The two and a half day drive was smooth and uneventful. By the time we arrived in Utah, all of their resorts had closed. So instead of spending the afternoon renting ski gear, we spent it around our friends' kitchen table. During this lunch, dinner, and dessert campaign, their youngest son returned from a week in Banff Canada. Then their middle son returned from a week at Moab. We all caught up and watched the news feeds roll through. Our first fallback plan was to take advantage of the many hiking trails in Salt Lake and Park City. We thought we'd spend a few days doing that and then head back. But when the talk of stopping interstate travel began, I got a touch nervous. I'm usually the first to ignore such alarmism, but per my accounting, every measure floated up to that point had come to fruition, so that travel lock-down spooked me a bit. Granted, there are worse states to get trapped in than Utah (including the one I live in). However, I did not want to be an imposition to our friends, even though I believe they would have been thrilled to have us (the few that didn't have to give up beds at least).

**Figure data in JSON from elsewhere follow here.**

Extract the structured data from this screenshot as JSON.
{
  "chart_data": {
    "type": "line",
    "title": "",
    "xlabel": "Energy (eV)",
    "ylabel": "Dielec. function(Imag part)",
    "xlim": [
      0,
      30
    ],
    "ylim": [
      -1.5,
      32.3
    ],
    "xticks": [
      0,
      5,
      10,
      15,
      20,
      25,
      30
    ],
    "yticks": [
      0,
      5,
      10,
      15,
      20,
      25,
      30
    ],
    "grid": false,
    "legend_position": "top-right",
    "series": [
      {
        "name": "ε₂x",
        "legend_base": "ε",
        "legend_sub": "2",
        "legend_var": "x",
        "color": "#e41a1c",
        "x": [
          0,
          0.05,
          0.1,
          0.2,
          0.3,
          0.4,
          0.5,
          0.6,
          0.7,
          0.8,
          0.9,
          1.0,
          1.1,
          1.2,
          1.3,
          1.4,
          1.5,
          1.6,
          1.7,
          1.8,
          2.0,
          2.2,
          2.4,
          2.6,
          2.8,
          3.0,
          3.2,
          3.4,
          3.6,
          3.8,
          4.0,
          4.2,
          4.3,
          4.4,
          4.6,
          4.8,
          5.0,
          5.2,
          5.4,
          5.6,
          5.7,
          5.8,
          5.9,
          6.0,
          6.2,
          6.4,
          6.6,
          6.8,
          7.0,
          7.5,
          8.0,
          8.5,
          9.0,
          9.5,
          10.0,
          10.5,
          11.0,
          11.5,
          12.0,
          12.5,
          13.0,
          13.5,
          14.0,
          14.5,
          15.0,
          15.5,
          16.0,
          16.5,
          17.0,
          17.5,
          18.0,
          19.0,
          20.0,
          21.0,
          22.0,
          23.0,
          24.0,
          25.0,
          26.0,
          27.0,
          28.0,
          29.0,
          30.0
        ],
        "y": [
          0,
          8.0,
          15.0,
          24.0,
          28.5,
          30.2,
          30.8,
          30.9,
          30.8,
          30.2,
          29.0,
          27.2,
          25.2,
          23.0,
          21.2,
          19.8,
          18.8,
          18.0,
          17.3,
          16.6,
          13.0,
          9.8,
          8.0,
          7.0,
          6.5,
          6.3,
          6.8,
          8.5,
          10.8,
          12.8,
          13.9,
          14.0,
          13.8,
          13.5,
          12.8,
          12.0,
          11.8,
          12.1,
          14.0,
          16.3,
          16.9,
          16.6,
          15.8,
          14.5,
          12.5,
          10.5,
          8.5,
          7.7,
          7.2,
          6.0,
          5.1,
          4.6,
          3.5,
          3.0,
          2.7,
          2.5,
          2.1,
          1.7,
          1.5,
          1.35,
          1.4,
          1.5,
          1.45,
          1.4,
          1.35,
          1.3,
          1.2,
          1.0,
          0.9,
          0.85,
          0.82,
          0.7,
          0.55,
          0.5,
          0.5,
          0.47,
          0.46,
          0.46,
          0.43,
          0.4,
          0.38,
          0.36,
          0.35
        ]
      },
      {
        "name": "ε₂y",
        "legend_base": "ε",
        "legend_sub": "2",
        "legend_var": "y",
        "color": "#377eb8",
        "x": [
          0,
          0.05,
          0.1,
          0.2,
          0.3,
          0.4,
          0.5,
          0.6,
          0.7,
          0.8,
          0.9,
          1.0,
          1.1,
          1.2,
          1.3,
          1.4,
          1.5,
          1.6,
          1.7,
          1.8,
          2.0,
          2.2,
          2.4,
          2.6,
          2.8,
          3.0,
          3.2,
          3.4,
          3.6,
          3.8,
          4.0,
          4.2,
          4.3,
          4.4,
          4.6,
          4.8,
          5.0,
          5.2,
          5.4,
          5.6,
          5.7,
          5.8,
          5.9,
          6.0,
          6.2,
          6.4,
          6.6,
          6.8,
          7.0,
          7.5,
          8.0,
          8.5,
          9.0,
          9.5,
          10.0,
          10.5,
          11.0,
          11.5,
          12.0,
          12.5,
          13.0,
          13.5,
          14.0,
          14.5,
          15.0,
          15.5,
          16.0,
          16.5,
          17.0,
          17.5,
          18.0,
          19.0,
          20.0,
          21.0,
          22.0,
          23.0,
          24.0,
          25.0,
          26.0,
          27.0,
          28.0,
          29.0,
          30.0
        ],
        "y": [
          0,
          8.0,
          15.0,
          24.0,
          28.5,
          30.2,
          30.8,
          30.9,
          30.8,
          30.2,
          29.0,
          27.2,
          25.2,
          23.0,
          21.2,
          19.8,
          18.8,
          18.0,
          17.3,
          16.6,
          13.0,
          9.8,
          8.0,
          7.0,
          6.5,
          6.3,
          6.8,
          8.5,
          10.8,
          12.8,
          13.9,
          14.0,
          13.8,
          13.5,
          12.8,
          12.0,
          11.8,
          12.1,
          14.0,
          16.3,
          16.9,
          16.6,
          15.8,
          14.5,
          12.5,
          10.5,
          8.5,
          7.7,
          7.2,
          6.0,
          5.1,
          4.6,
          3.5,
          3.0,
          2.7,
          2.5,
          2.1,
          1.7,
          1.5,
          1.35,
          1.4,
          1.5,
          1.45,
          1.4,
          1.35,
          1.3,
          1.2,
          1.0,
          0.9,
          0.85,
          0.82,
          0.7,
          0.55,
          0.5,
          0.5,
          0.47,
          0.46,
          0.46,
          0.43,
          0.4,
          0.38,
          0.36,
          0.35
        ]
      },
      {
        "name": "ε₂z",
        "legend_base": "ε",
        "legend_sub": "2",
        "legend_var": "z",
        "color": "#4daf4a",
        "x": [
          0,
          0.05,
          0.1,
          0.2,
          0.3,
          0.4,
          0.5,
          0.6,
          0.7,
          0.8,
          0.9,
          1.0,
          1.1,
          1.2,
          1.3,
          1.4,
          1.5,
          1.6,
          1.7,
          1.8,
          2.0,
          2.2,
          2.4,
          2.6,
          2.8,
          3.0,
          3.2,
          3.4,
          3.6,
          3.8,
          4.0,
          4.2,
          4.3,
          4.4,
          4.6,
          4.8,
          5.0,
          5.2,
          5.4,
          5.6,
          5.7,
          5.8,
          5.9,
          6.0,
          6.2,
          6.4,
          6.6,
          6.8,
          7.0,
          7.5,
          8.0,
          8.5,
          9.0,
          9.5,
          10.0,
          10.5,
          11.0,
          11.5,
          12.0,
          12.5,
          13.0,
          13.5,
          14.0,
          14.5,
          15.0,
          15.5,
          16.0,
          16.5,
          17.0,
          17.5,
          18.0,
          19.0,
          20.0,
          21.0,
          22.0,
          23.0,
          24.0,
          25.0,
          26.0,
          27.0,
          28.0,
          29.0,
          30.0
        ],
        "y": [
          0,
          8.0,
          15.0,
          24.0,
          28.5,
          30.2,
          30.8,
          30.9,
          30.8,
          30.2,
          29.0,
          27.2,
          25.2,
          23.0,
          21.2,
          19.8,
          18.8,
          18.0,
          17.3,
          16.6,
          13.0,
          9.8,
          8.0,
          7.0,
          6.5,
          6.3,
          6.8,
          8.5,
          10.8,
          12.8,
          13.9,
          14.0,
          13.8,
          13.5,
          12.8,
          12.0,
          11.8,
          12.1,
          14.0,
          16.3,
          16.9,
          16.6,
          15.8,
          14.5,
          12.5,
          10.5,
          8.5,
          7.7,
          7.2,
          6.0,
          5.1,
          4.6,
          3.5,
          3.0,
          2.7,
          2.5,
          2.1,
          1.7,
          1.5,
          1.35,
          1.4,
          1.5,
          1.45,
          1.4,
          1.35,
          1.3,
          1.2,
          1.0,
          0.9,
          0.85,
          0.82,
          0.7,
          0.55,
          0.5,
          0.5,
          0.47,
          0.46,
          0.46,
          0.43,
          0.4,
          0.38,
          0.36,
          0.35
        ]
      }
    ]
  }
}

To be on the safe side, we opted to head back in the morning. For those keeping score, that would be a full day of driving on Friday and Saturday. The first half of Sunday was on the road, and the second half we visited our friends. Then back in the car first thing Monday morning, where we drove twenty straight hours to get home at 5:30 Tuesday morning. I wanted to be in our state before midnight—we crossed the line at 11:55. I reckon few people have made that sort of trek for what turned out to be dinner with friends.

For the rest of the week, our family experienced our first staycation. This is something that has been on everyone's wish list but never punched. To see how each person fell into their own easy routine, you'd think they had already done this a dozen times. It wasn't skiing, but it was memorable.